If any of these threads tug at your curiosity, the original posts go deeper and sharper. These writers are not waving banners; they’re poking at the small corners where usage turns into habit. That’s the interesting part. That’s where “a model” becomes part of the day, like a kettle on the stove or the notes app you keep reopening. Some weeks it looks like a parade. This one looked like home improvement.
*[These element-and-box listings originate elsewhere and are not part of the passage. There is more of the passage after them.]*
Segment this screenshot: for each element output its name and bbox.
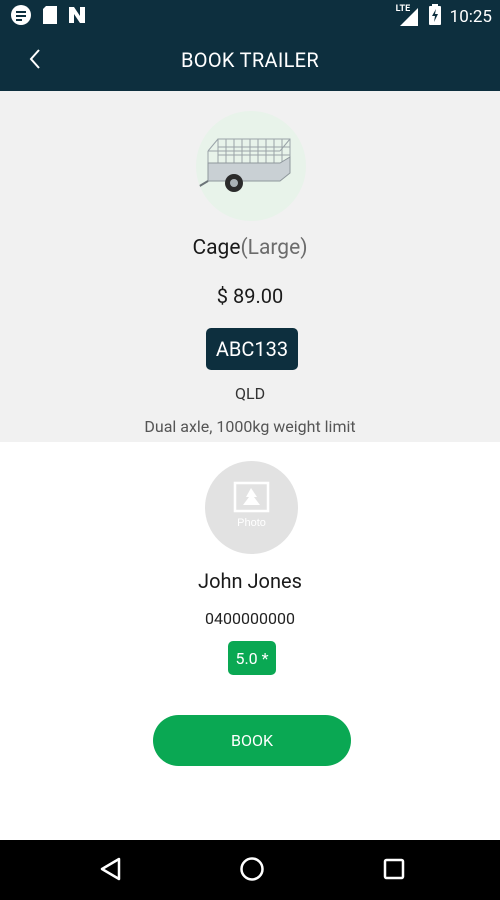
trailer-title: Cage(Large) (0, 236, 500, 260)
nav-home-button[interactable] (236, 855, 268, 887)
clock: 10:25 (449, 7, 492, 27)
trailer-image (196, 111, 306, 221)
signal-icon: LTE (396, 4, 420, 28)
app-notification-icon (10, 4, 32, 30)
trailer-type: Cage (192, 236, 241, 260)
sd-card-icon (42, 5, 58, 29)
nav-recents-button[interactable] (378, 855, 410, 887)
nav-back-button[interactable] (94, 855, 126, 887)
trailer-size: (Large) (240, 236, 308, 260)
trailer-details: Cage(Large) $ 89.00 ABC133 QLD Dual axle… (0, 91, 500, 442)
trailer-state: QLD (234, 384, 266, 403)
plate-badge: ABC133 (206, 328, 298, 370)
owner-phone: 0400000000 (205, 609, 295, 628)
trailer-description: Dual axle, 1000kg weight limit (144, 417, 356, 436)
triangle-back-icon (99, 857, 121, 885)
navigation-bar (0, 840, 500, 900)
photo-placeholder-icon (233, 481, 270, 513)
owner-details: Photo John Jones 0400000000 5.0 * BOOK (0, 442, 500, 840)
page-title: BOOK TRAILER (181, 48, 319, 72)
n-app-icon (68, 6, 86, 28)
trailer-price: $ 89.00 (216, 284, 284, 308)
square-recents-icon (383, 858, 405, 884)
circle-home-icon (239, 856, 265, 886)
battery-charging-icon (428, 4, 442, 30)
rating-badge: 5.0 * (228, 641, 276, 675)
owner-name: John Jones (198, 569, 302, 593)
book-button[interactable]: BOOK (153, 715, 351, 766)
app-bar: BOOK TRAILER (0, 30, 500, 91)
avatar: Photo (205, 461, 298, 554)
photo-placeholder-text: Photo (237, 517, 266, 529)
status-bar: LTE 10:25 (0, 0, 500, 30)
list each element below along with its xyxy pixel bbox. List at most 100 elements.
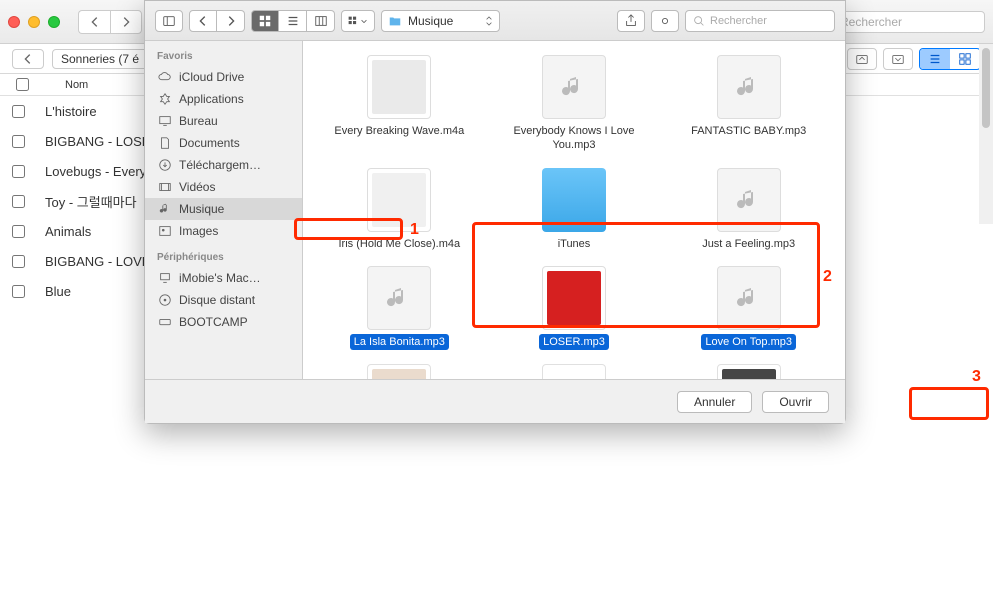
row-name: L'histoire (45, 104, 97, 119)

I’d keep an eye on Pulse rolling into more hands, on developer takes comparing Codex and Claude Code in the wild, and on what happens to prompting styles now that GPT-5 seems to prefer clean tickets over chatter. If ad-like elements sneak into the assistant brief, you’ll feel it quick. If they don’t, and the brief keeps saving time, the bundle gets tighter.
Little thing to end on: that 73% non-work stat from Tanay Jaipuria is a tell. ChatGPT isn’t just a tool you clock into. It’s turning into the default helper for the small things. The kind of helper that reminds you to buy cilantro and then fixes your SVG alt text. Sounds ordinary. That’s why it’s big.